Voltei para cama descontente, repousando minha cabeça no travesseiro. Então percebi que havia um envelope de baixo da porta. Corri e peguei ansiosa pra abri-lo. Sofri um impacto quando olhei o que tinha dentro. Era uma foto um pouco antiga... E eu estava nela, abraçada a um homem. Olhei atentamente, tentado lembrar quem era. Eu conhecia aquela pessoa... Seu rosto não me era incomum, mas não consegui me lembrar quem era ou sequer seu nome. Virei à foto e atrás tinha algo escrito, da mesma caligrafia de antes.
"Como
você esqueceu de tudo o que eu sei
E de tudo o que nós
tínhamos?
Você me viu lamentando meu amor por você
E você
tocou a minha mão..."
Agora era a vez de a insegurança me atormentar. Do que eu teria esquecido? Não lembrava o quê, mas percebi que foi muito importante para ele... Coloquei o envelope sobre o criado-mudo e dirigi-me ao armário. Foi um pouco difícil abrir, mas eu consegui. Ele estava bem empoeirado por dentro. Num cantinho escondido, tinha uns papéis picados. Parecia ser uma carta rasgada. Peguei todos os pedaços cuidadosamente, para que nenhum ficasse ali ou caísse no chão. Sentei-me sobre o chão frio e comecei aquele grande quebra-cabeça... Montar aquela carta!
Passei um bom tempo tentando montá-la. Aos poucos as palavras iam se encaixando, e logo pude reconhecer a caligrafia... Era minha. Mais do que tudo eu precisava terminar logo aquilo, e saber o que eu havia escrito. Passei mais um tempo e finalmente terminei... O sol já nascia.
As primeiras palavras daquela carta recobraram de vez as minhas lembranças. Era para uma pessoa especial: Mateus. Nós havíamos namorados durante uns três anos, tínhamos planos de casar e ter filhos... Até que um dia ele sofreu um acidente muito grave. Permaneceu em coma por muito tempo... Anos para ser mais exata. Não sabíamos quando ele acordaria, minha vida tinha parado por causa dele. Chegou um momento que eu não estava agüentando mais, precisava continuar minha vida... Aquilo cortou meu coração mas era preciso deixá-lo.

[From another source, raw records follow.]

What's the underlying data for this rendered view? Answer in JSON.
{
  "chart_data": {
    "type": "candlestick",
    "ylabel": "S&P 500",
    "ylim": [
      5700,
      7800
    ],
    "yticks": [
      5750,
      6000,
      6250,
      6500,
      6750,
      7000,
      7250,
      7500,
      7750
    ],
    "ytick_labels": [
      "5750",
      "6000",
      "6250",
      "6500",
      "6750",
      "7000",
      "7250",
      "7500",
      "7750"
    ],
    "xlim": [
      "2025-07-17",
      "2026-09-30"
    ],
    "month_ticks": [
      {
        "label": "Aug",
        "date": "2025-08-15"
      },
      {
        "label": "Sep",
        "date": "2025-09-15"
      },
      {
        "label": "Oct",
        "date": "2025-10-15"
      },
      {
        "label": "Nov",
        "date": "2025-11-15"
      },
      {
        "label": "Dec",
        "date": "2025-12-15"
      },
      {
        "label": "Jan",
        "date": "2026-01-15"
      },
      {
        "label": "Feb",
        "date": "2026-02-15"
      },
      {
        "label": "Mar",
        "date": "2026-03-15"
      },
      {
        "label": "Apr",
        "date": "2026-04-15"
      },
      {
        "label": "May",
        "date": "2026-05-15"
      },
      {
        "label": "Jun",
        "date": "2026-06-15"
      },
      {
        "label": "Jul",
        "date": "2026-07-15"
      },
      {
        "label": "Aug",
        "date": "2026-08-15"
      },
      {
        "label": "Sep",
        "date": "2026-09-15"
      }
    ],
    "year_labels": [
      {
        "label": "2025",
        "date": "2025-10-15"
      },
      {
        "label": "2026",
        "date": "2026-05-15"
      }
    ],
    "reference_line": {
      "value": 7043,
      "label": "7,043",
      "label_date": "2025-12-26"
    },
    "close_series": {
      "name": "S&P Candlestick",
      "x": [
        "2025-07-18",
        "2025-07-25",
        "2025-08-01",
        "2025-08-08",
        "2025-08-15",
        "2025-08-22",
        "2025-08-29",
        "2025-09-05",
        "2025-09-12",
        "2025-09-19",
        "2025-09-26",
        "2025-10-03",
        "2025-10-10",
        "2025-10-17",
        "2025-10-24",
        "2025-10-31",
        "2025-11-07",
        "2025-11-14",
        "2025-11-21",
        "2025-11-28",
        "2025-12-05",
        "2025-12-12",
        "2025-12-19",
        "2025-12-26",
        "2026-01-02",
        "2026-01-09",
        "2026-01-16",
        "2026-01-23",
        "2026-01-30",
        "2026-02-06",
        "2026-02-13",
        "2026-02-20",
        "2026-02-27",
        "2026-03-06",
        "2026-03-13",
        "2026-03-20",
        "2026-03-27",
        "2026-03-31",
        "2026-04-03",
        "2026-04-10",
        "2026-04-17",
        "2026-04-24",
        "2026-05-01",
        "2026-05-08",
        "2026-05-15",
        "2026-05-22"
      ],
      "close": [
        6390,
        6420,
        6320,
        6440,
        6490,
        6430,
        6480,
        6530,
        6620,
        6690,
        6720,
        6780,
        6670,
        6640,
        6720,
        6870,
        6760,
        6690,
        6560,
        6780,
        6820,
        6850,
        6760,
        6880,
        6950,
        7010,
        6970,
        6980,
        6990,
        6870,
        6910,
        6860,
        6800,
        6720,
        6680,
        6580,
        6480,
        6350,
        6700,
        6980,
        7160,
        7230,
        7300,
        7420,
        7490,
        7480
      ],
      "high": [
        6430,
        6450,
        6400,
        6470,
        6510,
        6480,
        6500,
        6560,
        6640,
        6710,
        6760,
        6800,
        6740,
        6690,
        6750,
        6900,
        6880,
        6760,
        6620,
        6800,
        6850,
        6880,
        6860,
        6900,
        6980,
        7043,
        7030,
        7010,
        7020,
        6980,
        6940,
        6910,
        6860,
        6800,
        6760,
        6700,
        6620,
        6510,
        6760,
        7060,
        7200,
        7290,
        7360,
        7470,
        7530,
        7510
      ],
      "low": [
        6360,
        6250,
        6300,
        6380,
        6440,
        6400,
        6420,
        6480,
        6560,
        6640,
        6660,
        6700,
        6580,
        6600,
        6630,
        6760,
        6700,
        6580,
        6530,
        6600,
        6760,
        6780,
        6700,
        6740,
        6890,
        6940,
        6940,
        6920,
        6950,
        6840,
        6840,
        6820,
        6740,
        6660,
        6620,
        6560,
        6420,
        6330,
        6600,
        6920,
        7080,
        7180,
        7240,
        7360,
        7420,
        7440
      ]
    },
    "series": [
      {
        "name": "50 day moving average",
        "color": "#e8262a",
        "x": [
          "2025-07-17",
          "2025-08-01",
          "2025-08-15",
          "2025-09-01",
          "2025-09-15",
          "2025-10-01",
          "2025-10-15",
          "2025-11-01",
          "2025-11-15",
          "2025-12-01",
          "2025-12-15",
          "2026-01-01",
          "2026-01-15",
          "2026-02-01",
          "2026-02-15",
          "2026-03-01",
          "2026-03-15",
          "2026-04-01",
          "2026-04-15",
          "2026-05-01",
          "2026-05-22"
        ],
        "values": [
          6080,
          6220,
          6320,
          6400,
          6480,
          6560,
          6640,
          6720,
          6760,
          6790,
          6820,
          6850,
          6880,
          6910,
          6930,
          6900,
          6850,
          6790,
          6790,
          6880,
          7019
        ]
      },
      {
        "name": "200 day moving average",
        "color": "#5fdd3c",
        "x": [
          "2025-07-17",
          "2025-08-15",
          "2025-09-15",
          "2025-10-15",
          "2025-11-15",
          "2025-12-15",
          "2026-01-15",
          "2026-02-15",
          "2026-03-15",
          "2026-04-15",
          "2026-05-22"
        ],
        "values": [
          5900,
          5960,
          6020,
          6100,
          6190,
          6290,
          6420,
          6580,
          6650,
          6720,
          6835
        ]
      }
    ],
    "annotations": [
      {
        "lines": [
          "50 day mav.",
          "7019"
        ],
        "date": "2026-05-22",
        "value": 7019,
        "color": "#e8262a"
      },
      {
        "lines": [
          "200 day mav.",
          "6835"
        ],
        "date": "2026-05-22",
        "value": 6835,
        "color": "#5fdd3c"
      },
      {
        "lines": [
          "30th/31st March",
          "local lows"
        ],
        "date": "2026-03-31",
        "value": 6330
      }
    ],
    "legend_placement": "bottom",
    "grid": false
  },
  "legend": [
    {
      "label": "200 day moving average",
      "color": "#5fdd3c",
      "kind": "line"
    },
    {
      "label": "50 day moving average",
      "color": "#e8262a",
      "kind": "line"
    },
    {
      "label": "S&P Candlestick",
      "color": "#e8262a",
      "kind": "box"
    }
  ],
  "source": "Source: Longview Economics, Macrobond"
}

Escrevi uma carta e deixei para a família dele para quando ele acordasse um dia... Se é que ele acordaria um dia. E parti. A partir daquele dia resolvi esquecer ele, era muito sofrimento. O tempo acabou sendo o meu melhor aliado. Fiz faculdade e me formei, logo consegui um excelente trabalho. Com o passar dos anos só fui crescendo profissionalmente, estava tudo em fim dando certo em minha vida. Morava em outra cidade e tinha conseguido arrumar um novo companheiro... Nós estávamos noivos. Mateus tinha virado uma lembrança exclusa em mim. Com o passar dos anos, a sua face foi-se destituindo das minhas recordações.
Lembrei da cicatriz que vi em sua face, era resultado do acidente. Lágrimas surgiram novamente de meus olhos. Ele devia ter muito mágoa de mim, e eu que causei isso. Angústia, desespero, medo... Os sentimentos que agora me acompanhavam. Segui para a minha cama me encolhendo num canto. O que eu tinha feito com ele? A culpa também ressurgiu das cinzas... O silêncio do quarto foi quebrado quando a porta se abriu de repente.
Era ele.
Entrou com uma bandeja em mãos, contendo uma maçã e um copo d'água. Ele parou logo na entrada, e observou a carta que eu tinha montado no chão. Seus olhos foram da carta para mim. Colocou a bandeja sobre o criado-mudo e pegou a outra que havia antes. Encaminhou-se para a porta e quando estava prestes a sair, chamei por seu nome
- Mateus!
Ele parou, olhou para mim e saiu em seguida fechando a porta. Fiquei sem ação... E permaneci por um bom tempo imóvel, encolhida no canto. O cansaço foi maior e novamente adormeci. Acordei um bom tempo depois. Tudo que ocorreu parecia ter sido um sonho meu. Infelizmente não era...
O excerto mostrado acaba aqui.